OVN L3 scheduler¶
Introduction¶
The OVN L3 scheduler assigns the router gateway ports to a list of chassis.
Having more than one chassis assigned allows the service to have high
availability: if the Logical_Router_Port acting as gateway is assigned
to a failed chassis, OVN will bind this port to the next chassis in the list.
This list of chassis is prioritized; the Logical_Router_Port will be bound
to the chassis in the defined order.
This is done by associating multiple Gateway_Chassis rows with a
Logical_Router_Port in the OVN Northbound database. A Gateway_Chassis
register is just a link to a Chassis register and a priority. For the
same Logical_Router_Port, all Gateway_Chassis assigned will have
a different priority, starting from 1 (the lowest priority) up to the number of
Gateway_Chassis assigned.
The maximum number of Gateway_Chassis that can be assigned to a
Logical_Router_Port is 5. This number is hardcoded. That means in Neutron
the highest priority a Gateway_Chassis will have is 5.
If no gateway chassis are available during the Logical_Router_Port
scheduling, no Gateway_Chassis will be assigned and no value will be set
in the “options” column of the Logical_Router register; that will be used
to detect an unhosted router gateway port.
Types of schedulers¶
The OVN L3 scheduler is configurable and allows us to implement several types of algorithms. There are currently two implemented in the in-tree repository:
OVNGatewayChanceSchedulerOVNGatewayLeastLoadedScheduler
OVNGatewayChanceScheduler¶
The scheduler algorithm in this class is very simple: from the list of gateway chassis provided (candidate chassis), it shuffles and returns the list.
OVNGatewayLeastLoadedScheduler¶
The goal of this scheduler is to balance the available chassis to host the same
number of Logical_Router_Port. Since [1], the scheduler will retrieve the
list of available candidates and will assign, per priority, the least loaded
chassis. That means this scheduler will not only consider the chassis with
bound Logical_Router_Port (highest priority gateway chassis), but it will
balance also the lower priority assignations. This is done by (1) iterating
over the list of priorities (from 1 to the number of chassis to schedule), (2)
creating a list of Logical_Router_Port assigned to each Chassis on
the select priority and (3) selecting the least loaded Chassis
Re-schedule Logical_Router_Port if a Chassis is removed¶
When a gateway Chassis is removed from the environment, it creates a “hole”
in the Gateway_Chassis assignation for a Logical_Router_Port.
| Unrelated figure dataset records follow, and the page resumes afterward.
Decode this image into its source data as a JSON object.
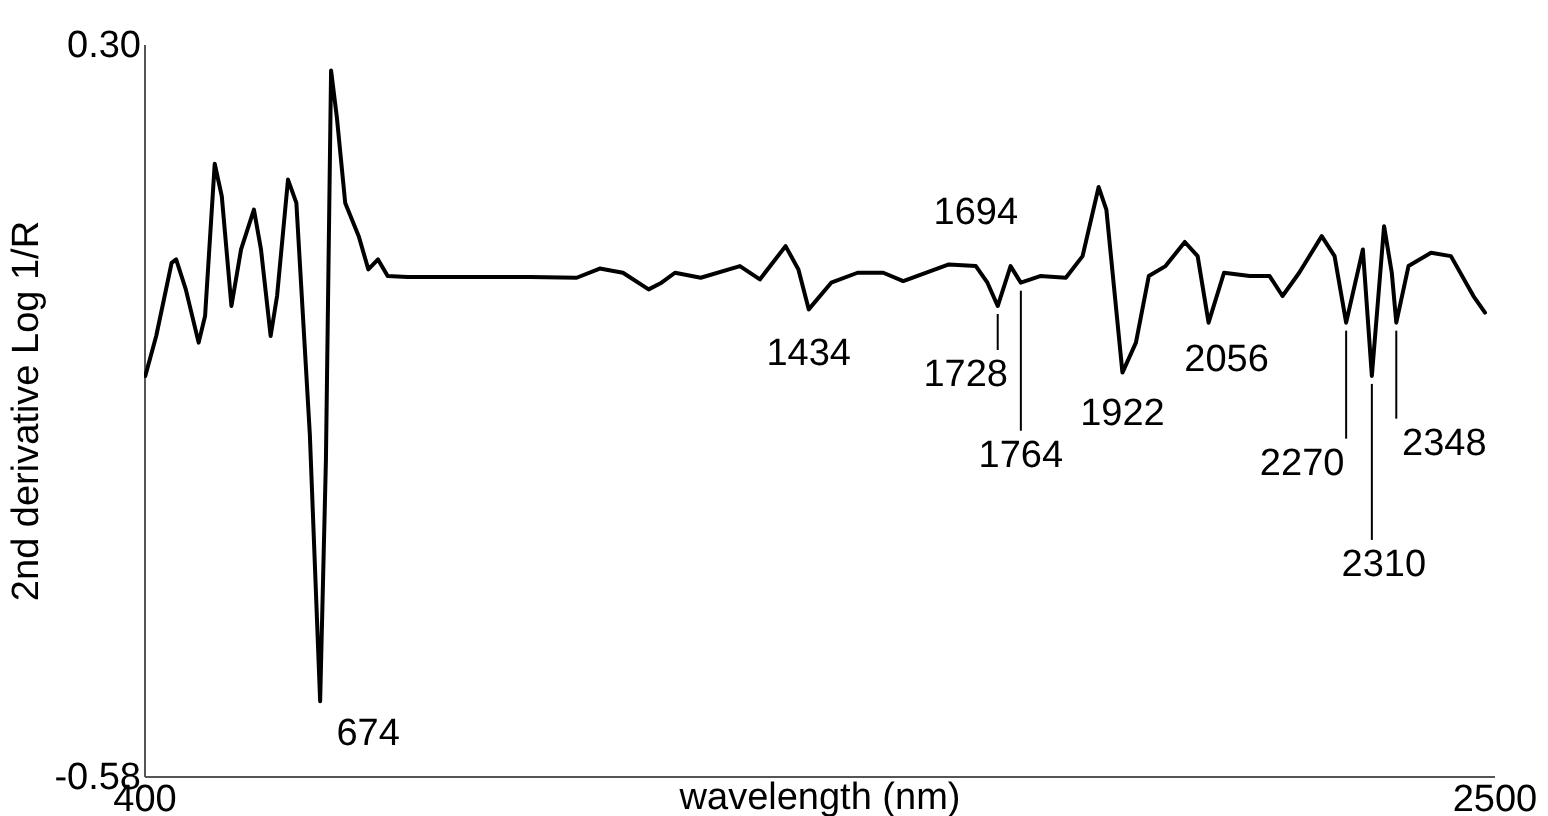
{
  "chart_data": {
    "type": "line",
    "xlabel": "wavelength (nm)",
    "ylabel": "2nd derivative Log 1/R",
    "xlim": [
      400,
      2500
    ],
    "xticks": [
      400,
      2500
    ],
    "ylim": [
      -0.58,
      0.3
    ],
    "yticks": [
      {
        "value": 0.3,
        "label": "0.30"
      },
      -0.58
    ],
    "grid": false,
    "marker": "none",
    "line_style": "solid",
    "series": [
      {
        "color": "#000000",
        "x": [
          402,
          419,
          443,
          450,
          465,
          485,
          495,
          510,
          521,
          536,
          551,
          571,
          582,
          597,
          607,
          624,
          637,
          658,
          674,
          683,
          691,
          700,
          713,
          734,
          749,
          764,
          779,
          810,
          900,
          1000,
          1073,
          1109,
          1145,
          1185,
          1205,
          1226,
          1266,
          1327,
          1358,
          1398,
          1418,
          1434,
          1469,
          1510,
          1550,
          1581,
          1652,
          1694,
          1712,
          1728,
          1748,
          1764,
          1794,
          1834,
          1860,
          1885,
          1897,
          1922,
          1943,
          1963,
          1989,
          2019,
          2039,
          2056,
          2080,
          2120,
          2151,
          2171,
          2197,
          2232,
          2252,
          2270,
          2296,
          2310,
          2329,
          2341,
          2348,
          2367,
          2402,
          2433,
          2468,
          2486
        ],
        "values": [
          -0.099,
          -0.051,
          0.037,
          0.041,
          0.005,
          -0.059,
          -0.027,
          0.156,
          0.117,
          -0.015,
          0.053,
          0.101,
          0.053,
          -0.051,
          -0.003,
          0.137,
          0.109,
          -0.17,
          -0.49,
          -0.2,
          0.268,
          0.212,
          0.109,
          0.069,
          0.029,
          0.041,
          0.021,
          0.02,
          0.02,
          0.02,
          0.019,
          0.03,
          0.025,
          0.005,
          0.013,
          0.025,
          0.019,
          0.033,
          0.017,
          0.057,
          0.029,
          -0.019,
          0.013,
          0.025,
          0.025,
          0.015,
          0.035,
          0.033,
          0.013,
          -0.015,
          0.033,
          0.013,
          0.021,
          0.019,
          0.045,
          0.128,
          0.101,
          -0.095,
          -0.059,
          0.021,
          0.033,
          0.062,
          0.045,
          -0.035,
          0.025,
          0.021,
          0.021,
          -0.003,
          0.025,
          0.069,
          0.045,
          -0.035,
          0.053,
          -0.099,
          0.081,
          0.025,
          -0.035,
          0.033,
          0.049,
          0.045,
          -0.003,
          -0.023
        ]
      }
    ],
    "annotations": [
      {
        "text": "674",
        "x": 674,
        "y": -0.49
      },
      {
        "text": "1694",
        "x": 1694,
        "y": 0.035
      },
      {
        "text": "1434",
        "x": 1434,
        "y": -0.019
      },
      {
        "text": "1728",
        "x": 1728,
        "y": -0.015
      },
      {
        "text": "1764",
        "x": 1764,
        "y": 0.013
      },
      {
        "text": "1922",
        "x": 1922,
        "y": -0.095
      },
      {
        "text": "2056",
        "x": 2056,
        "y": -0.035
      },
      {
        "text": "2270",
        "x": 2270,
        "y": -0.035
      },
      {
        "text": "2310",
        "x": 2310,
        "y": -0.099
      },
      {
        "text": "2348",
        "x": 2348,
        "y": -0.035
      }
    ]
  }
}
The
Gateway_Chassis register associated to the removed Chassis is deleted
and removed from the list of HA assigned Chassis. This event is captured
by Neutron, which re-schedules Gateway_Chassis to create a balanced list
of assignations, same as done in OVNGatewayLeastLoadedScheduler. This was
implemented in [2].
This process only applies to the lower priority Gateway_Chassis registers,
never the upper one; this is because the Logical_Router_Port is bound to
this Chassis and could be transmitting. If the highest Gateway_Chassis
is changed, the Logical_Router_Port is bound to the new Chassis and
could break any active sessions.
Availability Zones (AZ) distribution¶
Both the OVNGatewayChanceScheduler and the
OVNGatewayLeastLoadedScheduler schedulers have the Availability Zones (AZ)
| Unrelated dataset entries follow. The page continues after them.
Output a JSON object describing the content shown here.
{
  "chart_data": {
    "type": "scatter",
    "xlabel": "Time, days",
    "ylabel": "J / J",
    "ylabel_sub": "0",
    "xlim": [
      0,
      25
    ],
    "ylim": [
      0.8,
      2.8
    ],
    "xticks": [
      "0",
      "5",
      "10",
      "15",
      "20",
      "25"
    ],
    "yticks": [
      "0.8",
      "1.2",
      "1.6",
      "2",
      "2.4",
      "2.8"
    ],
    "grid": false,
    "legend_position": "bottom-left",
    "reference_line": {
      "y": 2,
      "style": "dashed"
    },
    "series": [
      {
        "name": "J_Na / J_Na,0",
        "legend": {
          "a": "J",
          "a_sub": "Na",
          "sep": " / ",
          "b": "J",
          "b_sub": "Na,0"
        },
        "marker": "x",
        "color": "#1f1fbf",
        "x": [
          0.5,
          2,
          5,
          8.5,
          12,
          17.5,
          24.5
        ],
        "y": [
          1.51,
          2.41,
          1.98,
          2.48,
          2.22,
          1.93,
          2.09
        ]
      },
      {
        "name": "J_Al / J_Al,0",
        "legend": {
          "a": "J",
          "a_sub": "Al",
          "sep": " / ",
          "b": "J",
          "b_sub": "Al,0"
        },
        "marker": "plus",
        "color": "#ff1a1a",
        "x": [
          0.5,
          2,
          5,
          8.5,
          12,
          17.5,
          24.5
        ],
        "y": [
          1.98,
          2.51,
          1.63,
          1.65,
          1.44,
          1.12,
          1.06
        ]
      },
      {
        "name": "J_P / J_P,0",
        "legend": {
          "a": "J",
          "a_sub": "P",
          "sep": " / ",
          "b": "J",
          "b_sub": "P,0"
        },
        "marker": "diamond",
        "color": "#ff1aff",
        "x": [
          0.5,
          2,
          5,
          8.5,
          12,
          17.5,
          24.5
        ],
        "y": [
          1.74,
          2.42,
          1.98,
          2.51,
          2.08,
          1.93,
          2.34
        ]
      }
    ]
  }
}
in consideration. If a router has any AZ defined, the schedulers will select
only those chassis located in the AZs. If no chassis meets this condition, the
Logical_Router_Port won’t be assigned to any chassis and won’t be bound.
Once the list of candidate Chassis (depending on the scheduler selected)
is created, this list is reordered to prioritize these Chassis from
different AZs. That will spread the allocation choices to all AZs; if the
current (and highest) Chassis binding fails, the next Chassis in the
list will belong to another AZ.
This improvement was implemented in [3].
Soft Anti-Affinity for Logical_Router with multiple Logical_Router_Port¶
Support for multiple gateway ports [4] was implemented to support configurations that provide resiliency and load sharing across multiple router ports at the layer 3 level.
In addition to external dependencies such as BFD for liveness detection and
ECMP for load sharing accross default routes, the feature required changes to
the scheduler, the goal being that each Logical_Router_Port record for a
Logical_Router would have a different set of Chassis for each priority.
The Anti-Affinity is accomplished by having the OVN driver provide the router
object subject to scheduling to the scheduler. The scheduler then checks
whether there already exists Logical_Router_Port records for the target
router, and makes any Chassis involed in the already existing ports
appear as having higher load, making it less likely that the already used
Chassis gets picked for a new Logical_Router_Port.
Since the algorithm is based on load and priority, Anti-Affinity is only
supported for the OVNGatewayLeastLoadedScheduler.
This improvement was implemented in [5].